The only one of those guys he really knew was Marwan Habibi, and Marwan was already unconscious, so there didn’t seem much point in trying to join the party. The Arabs here tended to be pretty secular. Many of them enjoyed the occasional shot of whiskey. But even a heavy drinker—which Marwan certainly was not—couldn’t stand up to pure-grain alcohol for very long. Kevin was impressed with how smart and how professional Marwan was. He was working on a project to control the gas-producing tendencies of the bacteria that lived in the guts of cows, which caused them to fart a lot, which in tur nexacerbated the greenhouse effect. Arthur Larsen, the Rainmaker, was hardly known as an environmentalist, but he had squeezed a cool half million out of the EPA for this and packed Marwan’s lab with the latest and best equipment for culturing and studying the habits of bacteria. Marwan kept door 304 closed, but from time to time Kevin invited him into 302 as he walked past, and chatted with him for a while.

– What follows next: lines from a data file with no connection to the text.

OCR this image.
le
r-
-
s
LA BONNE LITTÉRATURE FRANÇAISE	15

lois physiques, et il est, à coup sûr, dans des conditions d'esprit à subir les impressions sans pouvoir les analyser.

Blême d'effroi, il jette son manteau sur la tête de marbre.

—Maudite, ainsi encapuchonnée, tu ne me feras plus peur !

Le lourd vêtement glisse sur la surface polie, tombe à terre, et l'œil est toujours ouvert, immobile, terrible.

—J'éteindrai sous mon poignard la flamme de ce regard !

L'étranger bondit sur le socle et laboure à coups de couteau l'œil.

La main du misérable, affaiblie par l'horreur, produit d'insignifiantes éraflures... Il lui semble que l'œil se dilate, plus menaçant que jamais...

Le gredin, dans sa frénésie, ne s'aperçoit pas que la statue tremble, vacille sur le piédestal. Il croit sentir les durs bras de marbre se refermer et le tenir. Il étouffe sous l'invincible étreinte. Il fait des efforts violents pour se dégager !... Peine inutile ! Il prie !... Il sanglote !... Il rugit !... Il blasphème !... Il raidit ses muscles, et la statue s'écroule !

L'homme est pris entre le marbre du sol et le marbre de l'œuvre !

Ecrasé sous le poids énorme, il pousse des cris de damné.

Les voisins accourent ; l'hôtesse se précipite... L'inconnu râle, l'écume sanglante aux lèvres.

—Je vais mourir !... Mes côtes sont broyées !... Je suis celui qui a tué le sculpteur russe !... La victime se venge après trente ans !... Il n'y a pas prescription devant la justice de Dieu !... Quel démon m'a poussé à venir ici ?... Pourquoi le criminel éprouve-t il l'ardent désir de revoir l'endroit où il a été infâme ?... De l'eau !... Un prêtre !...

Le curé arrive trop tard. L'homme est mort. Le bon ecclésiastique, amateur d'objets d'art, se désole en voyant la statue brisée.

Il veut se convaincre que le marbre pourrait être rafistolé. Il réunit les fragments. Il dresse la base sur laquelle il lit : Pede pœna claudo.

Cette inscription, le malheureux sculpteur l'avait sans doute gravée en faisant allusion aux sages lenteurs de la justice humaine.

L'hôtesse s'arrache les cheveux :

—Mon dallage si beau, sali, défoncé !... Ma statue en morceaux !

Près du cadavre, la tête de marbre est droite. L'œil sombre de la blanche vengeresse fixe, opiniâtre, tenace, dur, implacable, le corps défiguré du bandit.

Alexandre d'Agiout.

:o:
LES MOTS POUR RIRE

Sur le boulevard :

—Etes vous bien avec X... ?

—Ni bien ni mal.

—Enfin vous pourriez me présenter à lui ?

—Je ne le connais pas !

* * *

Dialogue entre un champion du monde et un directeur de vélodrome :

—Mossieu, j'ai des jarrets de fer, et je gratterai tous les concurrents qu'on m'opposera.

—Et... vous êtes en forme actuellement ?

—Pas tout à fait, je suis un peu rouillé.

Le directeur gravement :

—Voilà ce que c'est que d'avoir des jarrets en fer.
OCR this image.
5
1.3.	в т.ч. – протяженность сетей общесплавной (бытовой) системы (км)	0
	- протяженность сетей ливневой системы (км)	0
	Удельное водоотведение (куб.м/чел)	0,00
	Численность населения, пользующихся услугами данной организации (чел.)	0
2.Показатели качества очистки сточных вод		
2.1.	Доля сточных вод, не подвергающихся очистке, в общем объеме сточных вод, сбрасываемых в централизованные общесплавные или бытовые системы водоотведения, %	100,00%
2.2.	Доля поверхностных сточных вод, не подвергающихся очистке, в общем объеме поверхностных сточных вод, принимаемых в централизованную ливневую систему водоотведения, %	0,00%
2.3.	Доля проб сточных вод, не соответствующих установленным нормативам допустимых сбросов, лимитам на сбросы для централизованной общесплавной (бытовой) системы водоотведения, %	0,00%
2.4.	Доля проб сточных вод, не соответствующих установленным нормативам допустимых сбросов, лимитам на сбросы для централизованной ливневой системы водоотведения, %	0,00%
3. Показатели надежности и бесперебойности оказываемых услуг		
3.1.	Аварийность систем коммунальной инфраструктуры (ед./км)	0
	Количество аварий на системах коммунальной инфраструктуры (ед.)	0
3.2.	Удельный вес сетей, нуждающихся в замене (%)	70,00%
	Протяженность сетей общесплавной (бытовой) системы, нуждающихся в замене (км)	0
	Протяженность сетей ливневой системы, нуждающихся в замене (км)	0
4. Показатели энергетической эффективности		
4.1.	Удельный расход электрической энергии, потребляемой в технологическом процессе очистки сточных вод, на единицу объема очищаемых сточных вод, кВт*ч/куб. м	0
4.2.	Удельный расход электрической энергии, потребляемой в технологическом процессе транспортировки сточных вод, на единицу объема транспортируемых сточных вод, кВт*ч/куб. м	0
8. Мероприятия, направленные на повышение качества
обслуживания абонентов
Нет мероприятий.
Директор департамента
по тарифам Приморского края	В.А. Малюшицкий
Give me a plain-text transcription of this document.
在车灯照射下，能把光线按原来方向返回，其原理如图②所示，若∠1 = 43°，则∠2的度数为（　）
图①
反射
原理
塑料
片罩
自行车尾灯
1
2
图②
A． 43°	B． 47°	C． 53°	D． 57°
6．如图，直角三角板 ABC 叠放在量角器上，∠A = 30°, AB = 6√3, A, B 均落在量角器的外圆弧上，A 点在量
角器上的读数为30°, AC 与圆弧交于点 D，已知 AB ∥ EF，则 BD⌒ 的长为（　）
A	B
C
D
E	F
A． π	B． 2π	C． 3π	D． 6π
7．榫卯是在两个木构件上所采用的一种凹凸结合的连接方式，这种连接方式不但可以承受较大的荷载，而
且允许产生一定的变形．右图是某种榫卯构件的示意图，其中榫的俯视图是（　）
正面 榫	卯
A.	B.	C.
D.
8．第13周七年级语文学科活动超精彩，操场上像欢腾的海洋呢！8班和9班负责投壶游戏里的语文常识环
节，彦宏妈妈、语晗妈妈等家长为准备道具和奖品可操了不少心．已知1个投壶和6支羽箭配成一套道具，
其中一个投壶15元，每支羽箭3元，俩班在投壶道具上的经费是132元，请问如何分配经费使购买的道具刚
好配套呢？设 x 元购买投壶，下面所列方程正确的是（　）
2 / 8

It was all part of his self-imposed responsibilities as mayor of the third floor.
He attacked his dinner with the flimsy plastic fork provided, finding the utensil highly unsatisfying. But the beans were great. He scraped every gram of sauce from the plastic tray and then threw the remains into the garbage can. He bought a Coke from the vending machine and headed back toward his lab. The door to 304 was closed now, but the party was still going on.
It was about half an hour later when he heard the honking of a car horn below in the parking lot. The music from 304 abruptly stopped. This was typical; the Arabs had a heavy hand on the horn button, which locals found startling and even frightening.
Kevin had his door open, so he could hear the voices of the Arabs as they departed 304. They were rowdy and happy. “Take care you don’t bang Marwan’s head on the door frame!” one of them said in perfect British-accented English. Kevin looked up to see them moving down the hall, carrying the dozing Marwan Habibi on their shoulders. One of them smiled sheepishly at Kevin as he went by. “A little too much!” he said, sticking out his thumb and pinkie and wiggling them.
“Tell him congratulations from Kevin when he wakes up,” Kevin said.
“Oh, yes,” the Arab said, “we will certainly tell him.”
Chapter Seven
As Betsy Vandeventer came stomping and sneezing up Clarendon early in the morning, she could see parallel strata of light shining from the windows of the several newish office buildings that surrounded the Courthouse metro in downtown Arlington. One of them was the Castleman Suites, which she supposed had been chosen by the CIA as overflow space precisely because it looked so utterly normal. An observer familiar with the Agency might have noticed a few clues: the odd construction of the windows, which were supposedly proof against microwave and laser surveillance; the Blue Bird bus that pulled through its horseshoe drive several times a day, ferrying employees out to the main campus at Langley; the fact that the second floor, above the First American Bank branch on the ground floor, was an empty buffer zone. In most ways, Betsy reflected, it really was just another normal office building; people sat in cubicles in front of computer screens, wrote memos, jockeyed for promotions, and played politics.